Tag Archives: Blogs

Dear New York Times: Please read “Free” by Chris Anderson

It’s a good day at my house.  My Wired subscription has arrived with 2 issues in the mail today!  However, it’s not a totally great day.  You see The New York Times announced yesterday that they will start charging for unlimited online access in January 2011.  Find it at: http://www.nytimes.com/2010/01/21/business/media/21times.html?em 

Here’s my letter.

Dear New York Times:

I heart you.  I really, really do.  I love your newspaper, your writers, the quality of your content and I know your employees are great.  I frequently link to your website.  I’ve done it over the years – to my co-workers, my friends and now I link to you via my blog (veritablefount.wordpress.com) and my Twitter account (twitter.com/julieaeastman).  I even have your iPhone app (thanks for making that available for free, BTW).

I’m a newspaper reader from way back.  I was a raised in a small farm community (pop. around 350) and we had a weekly newspaper published in town.  Where else could you read about the neighbors gathering for coffee and cake where “a good time was had by all?”  Those were the good, old days.

I feel for the struggles your industry is going through.  I wish I could do more to help you out.  I occasionally do purchase a hard copy of the NYT – especially when you are on an airline flight and you are a captive audience with no access to the internet.  Of course, I haven’t flown in the last month so maybe reading big newspapers in coach is verboten now – who knows…

But like others in these economic times, I’m in transition.  Certain items are no longer in the budget – you have to find alternatives.  Fortunately, for me I practically live at the library and they still subscribe to the hard copy of the New York Times.  So there’s that.

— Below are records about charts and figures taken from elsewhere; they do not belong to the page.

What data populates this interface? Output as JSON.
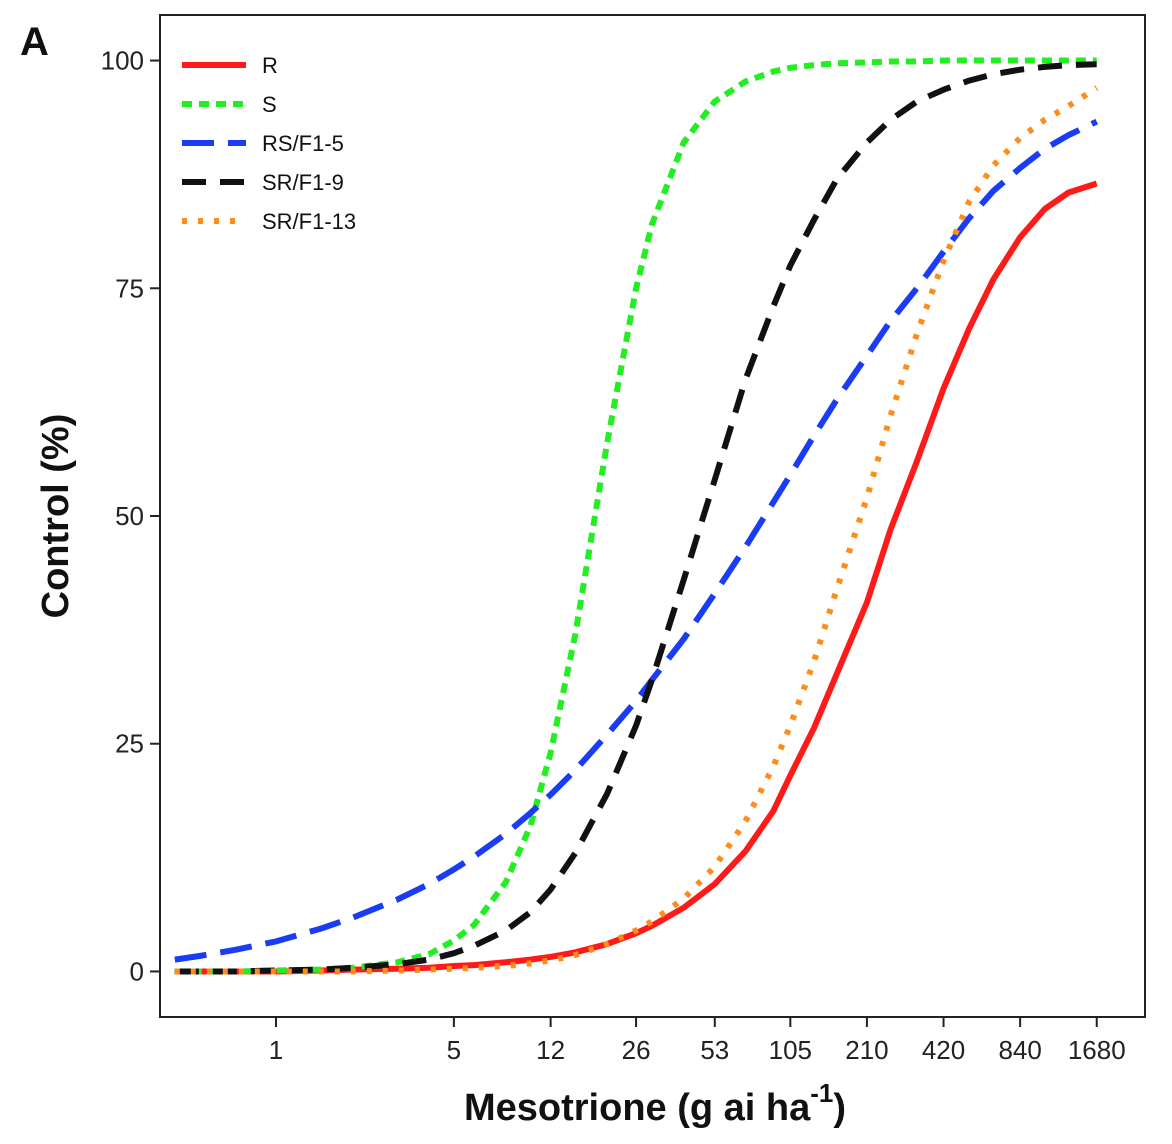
{
  "panel_label": "A",
  "chart_data": {
    "type": "line",
    "title": "",
    "xlabel": "Mesotrione (g ai ha",
    "xlabel_superscript": "-1",
    "xlabel_suffix": ")",
    "ylabel": "Control (%)",
    "x_scale": "log",
    "x_ticks": [
      1,
      5,
      12,
      26,
      53,
      105,
      210,
      420,
      840,
      1680
    ],
    "x_tick_labels": [
      "1",
      "5",
      "12",
      "26",
      "53",
      "105",
      "210",
      "420",
      "840",
      "1680"
    ],
    "y_ticks": [
      0,
      25,
      50,
      75,
      100
    ],
    "y_tick_labels": [
      "0",
      "25",
      "50",
      "75",
      "100"
    ],
    "ylim": [
      -5,
      105
    ],
    "xlim": [
      0.35,
      2600
    ],
    "grid": false,
    "legend_position": "top-left",
    "x": [
      0.4,
      0.5,
      0.7,
      1,
      1.5,
      2,
      3,
      4,
      5,
      6,
      8,
      10,
      12,
      15,
      20,
      26,
      30,
      40,
      53,
      70,
      90,
      105,
      130,
      160,
      210,
      260,
      330,
      420,
      530,
      660,
      840,
      1050,
      1300,
      1680
    ],
    "series": [
      {
        "name": "R",
        "color": "#ff1a1a",
        "dash": "solid",
        "values": [
          0,
          0,
          0,
          0,
          0.1,
          0.2,
          0.3,
          0.4,
          0.6,
          0.7,
          1,
          1.3,
          1.6,
          2.1,
          3,
          4.2,
          5,
          7,
          9.6,
          13.2,
          17.6,
          21.5,
          26.7,
          32.7,
          40.5,
          48.5,
          56,
          64,
          70.6,
          76,
          80.6,
          83.7,
          85.5,
          86.5
        ]
      },
      {
        "name": "S",
        "color": "#22ee22",
        "dash": "dashed-short",
        "values": [
          0,
          0,
          0,
          0.1,
          0.2,
          0.4,
          1,
          1.9,
          3.4,
          5.1,
          9.8,
          16,
          24,
          37,
          58,
          75,
          82,
          91,
          95.5,
          97.7,
          98.8,
          99.2,
          99.5,
          99.7,
          99.8,
          99.9,
          99.9,
          100,
          100,
          100,
          100,
          100,
          100,
          100
        ]
      },
      {
        "name": "RS/F1-5",
        "color": "#1a3cf5",
        "dash": "dashed-long",
        "values": [
          1.3,
          1.7,
          2.4,
          3.3,
          4.7,
          5.9,
          7.9,
          9.6,
          11.2,
          12.6,
          15.1,
          17.4,
          19.4,
          22.1,
          26,
          29.7,
          32,
          36.5,
          41.5,
          46.6,
          51.5,
          54.5,
          58.8,
          62.8,
          67.6,
          71.4,
          75,
          79,
          82.7,
          85.7,
          88.2,
          90.3,
          91.8,
          93.3
        ]
      },
      {
        "name": "SR/F1-9",
        "color": "#111111",
        "dash": "dashed-medium",
        "values": [
          0,
          0,
          0,
          0.1,
          0.2,
          0.4,
          0.8,
          1.3,
          2,
          2.8,
          4.5,
          6.5,
          9,
          13,
          19.5,
          27,
          32,
          43,
          54,
          65,
          73,
          77.5,
          82.5,
          87,
          91,
          93.5,
          95.5,
          96.8,
          97.8,
          98.5,
          99,
          99.3,
          99.5,
          99.6
        ]
      },
      {
        "name": "SR/F1-13",
        "color": "#ff8c1a",
        "dash": "dotted",
        "values": [
          0,
          0,
          0,
          0,
          0,
          0,
          0.1,
          0.2,
          0.3,
          0.4,
          0.6,
          0.9,
          1.2,
          1.8,
          3,
          4.5,
          5.5,
          8,
          11.5,
          16.5,
          22.5,
          27,
          34,
          42,
          52,
          61,
          70,
          78,
          84.5,
          88.5,
          91.5,
          93.5,
          95,
          97
        ]
      }
    ]
  }
}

Anyway, like I said, I feel your pain.  I have been a corporate pricing person myself.  When you are brainstorming the strategic alternatives and you have corporate objectives on revenue goals and productivity improvements – you have to try different things.  Heck, I might have even suggested charging for web access myself, but I probably would have done that around 1994 – set the standard so to speak.  It’s hard to go backwards now…

I assume you did a lot of market research to determine what your customer wants.  I hope you read Free by Chris Anderson (I got my copy at the library for free – isn’t that funny?).  I assume you did, since you had a book review back in July 2009.  Here’s the link just in case:  http://www.nytimes.com/2009/07/12/books/review/Postrel-t.html

Chris did a great job in this book articulating the concept of free – both historically and what we are seeing now in the digital age.  Some would think that the struggles in the media world (given the tumble in advertising revenues for TV, radio and newspapers) is fairly recent, but it’s really just new lipstick on the same old pig.  The world changes and you got to change with it.  It will be interesting to see where NYT is in 5 years and what you’ll be doing.  I’m confident you’ll come out stronger even if you look a little different.

In closing, I have to mention another article you published last month:  Adding Fees and Fences on Media Sites at http://www.nytimes.com/2009/12/28/business/media/28paywall.html?pagewanted=1&_r=1&sq=newspapers.     As a pricing person, love that you engage what very few people and companies understand – how to enjoy the rewards that good pricing discipline can bring.  Anyway, your detractors (including some bloggers) don’t think this venture to charge for online access will be successful.  As Alan D. Mutter states in your December article:  “One of the problems is newspapers fired so many journalists and turned them loose to start so many blogs. They should have executed them. They wouldn’t have had competition. But they foolishly let them out alive.”